Some of these evidential markers (magnetic grains and spherules, charcoal, and glass-like carbon) was relatively easy to extract and identify while others (nanodiamonds and fullerenes) required great care, expensive instrumentation and considerable training. Fortunately, the vessels (carbon spherules) containing the more challenging markers were identified and extracted during the soil processing for magnetic spherules and charcoal. The research project also included an investigation of local paleo-lake depressions known to harbor impact markers and whose stratigraphy could have revealed a clearer understanding of the processes that shaped the coastal topography during the Younger Dryas. The research was carried out using a combination of Ground Penetrating RADAR (GPR) and sample coring to probe the subsurface deposits of selected depressions.

2007-2008 Undergraduate Research Team [website]
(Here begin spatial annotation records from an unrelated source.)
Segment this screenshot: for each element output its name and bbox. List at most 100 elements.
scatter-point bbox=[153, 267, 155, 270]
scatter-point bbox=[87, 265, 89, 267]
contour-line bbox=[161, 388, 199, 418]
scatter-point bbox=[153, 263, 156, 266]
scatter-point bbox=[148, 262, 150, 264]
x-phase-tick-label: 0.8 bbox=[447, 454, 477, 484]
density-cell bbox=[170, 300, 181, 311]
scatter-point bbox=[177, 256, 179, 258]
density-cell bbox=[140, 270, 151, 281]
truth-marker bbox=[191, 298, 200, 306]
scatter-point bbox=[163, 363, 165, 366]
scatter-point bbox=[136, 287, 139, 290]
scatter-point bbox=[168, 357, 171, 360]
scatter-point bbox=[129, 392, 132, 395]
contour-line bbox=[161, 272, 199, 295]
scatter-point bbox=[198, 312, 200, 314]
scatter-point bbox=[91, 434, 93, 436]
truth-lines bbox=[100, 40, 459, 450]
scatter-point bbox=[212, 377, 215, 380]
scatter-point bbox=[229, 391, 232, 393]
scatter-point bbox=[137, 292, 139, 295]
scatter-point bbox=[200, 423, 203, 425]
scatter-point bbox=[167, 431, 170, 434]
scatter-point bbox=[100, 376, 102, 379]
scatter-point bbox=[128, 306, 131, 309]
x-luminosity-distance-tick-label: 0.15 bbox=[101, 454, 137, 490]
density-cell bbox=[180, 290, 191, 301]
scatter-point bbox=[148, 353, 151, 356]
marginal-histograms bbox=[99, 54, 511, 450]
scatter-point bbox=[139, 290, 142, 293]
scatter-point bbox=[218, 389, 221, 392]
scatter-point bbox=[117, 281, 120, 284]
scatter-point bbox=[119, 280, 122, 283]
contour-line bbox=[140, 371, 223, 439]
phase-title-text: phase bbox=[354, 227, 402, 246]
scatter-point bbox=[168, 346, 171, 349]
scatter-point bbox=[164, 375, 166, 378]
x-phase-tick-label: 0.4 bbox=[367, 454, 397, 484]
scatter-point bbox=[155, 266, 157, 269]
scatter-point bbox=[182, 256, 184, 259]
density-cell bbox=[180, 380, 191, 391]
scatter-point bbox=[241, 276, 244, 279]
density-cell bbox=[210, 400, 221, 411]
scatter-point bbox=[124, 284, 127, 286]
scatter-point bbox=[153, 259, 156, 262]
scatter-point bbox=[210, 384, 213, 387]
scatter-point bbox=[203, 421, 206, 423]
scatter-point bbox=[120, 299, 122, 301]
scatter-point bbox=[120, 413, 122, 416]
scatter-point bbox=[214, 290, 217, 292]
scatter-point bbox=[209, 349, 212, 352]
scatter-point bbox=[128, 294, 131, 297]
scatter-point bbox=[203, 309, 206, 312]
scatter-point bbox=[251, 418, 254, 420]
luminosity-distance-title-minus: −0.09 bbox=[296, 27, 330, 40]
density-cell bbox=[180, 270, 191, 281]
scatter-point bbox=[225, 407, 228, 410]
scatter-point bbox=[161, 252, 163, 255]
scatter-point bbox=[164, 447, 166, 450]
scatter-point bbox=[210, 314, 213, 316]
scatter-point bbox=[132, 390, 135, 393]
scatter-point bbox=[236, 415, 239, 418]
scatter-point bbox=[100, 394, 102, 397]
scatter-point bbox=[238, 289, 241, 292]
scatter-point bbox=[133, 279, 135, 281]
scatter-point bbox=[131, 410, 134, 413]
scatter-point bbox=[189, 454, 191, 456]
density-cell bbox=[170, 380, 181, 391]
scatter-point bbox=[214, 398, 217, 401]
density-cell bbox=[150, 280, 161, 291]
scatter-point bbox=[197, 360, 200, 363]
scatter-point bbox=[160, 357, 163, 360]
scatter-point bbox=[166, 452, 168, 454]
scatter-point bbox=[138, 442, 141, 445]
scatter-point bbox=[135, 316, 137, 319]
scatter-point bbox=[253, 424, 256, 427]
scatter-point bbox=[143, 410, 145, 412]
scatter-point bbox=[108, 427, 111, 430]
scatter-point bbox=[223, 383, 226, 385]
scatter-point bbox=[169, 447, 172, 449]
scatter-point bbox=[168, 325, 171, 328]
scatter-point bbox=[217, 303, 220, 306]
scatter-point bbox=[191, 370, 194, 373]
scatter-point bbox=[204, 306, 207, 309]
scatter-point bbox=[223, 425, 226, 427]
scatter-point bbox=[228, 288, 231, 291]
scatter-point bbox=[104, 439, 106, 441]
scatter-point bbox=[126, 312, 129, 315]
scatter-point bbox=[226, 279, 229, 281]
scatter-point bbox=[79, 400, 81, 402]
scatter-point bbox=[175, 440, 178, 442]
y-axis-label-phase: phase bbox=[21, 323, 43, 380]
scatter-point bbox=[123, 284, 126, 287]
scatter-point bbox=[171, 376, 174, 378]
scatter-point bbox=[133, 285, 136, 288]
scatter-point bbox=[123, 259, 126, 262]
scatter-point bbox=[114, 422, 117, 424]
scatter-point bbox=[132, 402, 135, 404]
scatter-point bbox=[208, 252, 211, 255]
A Multiple Linear Regression of pCO2 against Sea Surface Temperature, Salinity, and Chlorophyll a at Station BATS and its Potential for Estimate pCO2 from Satellite Data.
Mentor: Dr. Jinchun Yuan
Abstract

A Multiple Linear Regression of pCO2 against Sea SurfaceTemperature, Salinity, and Chlorophyll a at Station BATS and its Potential for Estimate pCO2 from Satellite Data Abstract Ocean is one of the major reservoirs of carbon and can be a major sink of anthropogenic carbon dioxide. Together with pH, alkalinity, and total dissolved inorganic carbon (DIC), partial pressure of carbon dioxide (pCO2) is one of the four essential parameters for determining aquatic CO2 system. These four CO2 parameters are interrelated through chemical equilibrium and the determination of any two is sufficient for calculating the other two parameters. Ship-based oceanographic research cruise, that is expensive to operate and inefficient to provide global coverage, has long been the main source of data for characterizing oceanic CO2 system. Recently, Lohrenz and Cai (2006) conducted a field study of partial pressure of carbon dioxide, temperature, salinity, and Chlorophill a in surface waters of the Northern Gulf of Mexico and developed a correlation method for estimating carbon dioxide distribution from the Moderate Resolution Imaging Spectroradiometer (MODIS) remote sensing data. Although it showed great potential, the correlation is based on field data with a small temperature variation and atypical salinity for open ocean waters, and it is not clear whether it can be applied elsewhere in the ocean. Here, we proposed to extend the applicability of the method by conducting a data analysis study of field observations conducted at station BATS (Bermuda Atlantic Time-Series) Specifically, we have: (1) Obtain field data of alkalinity, DIC, temperature, salinity, and Chlorophill a determined at BATS station in the last two decades; (2) Calculate pCO2 from alkalinity and DIC; (3) Apply the correlation method to test the applicability of the method in the central Atlantic Ocean.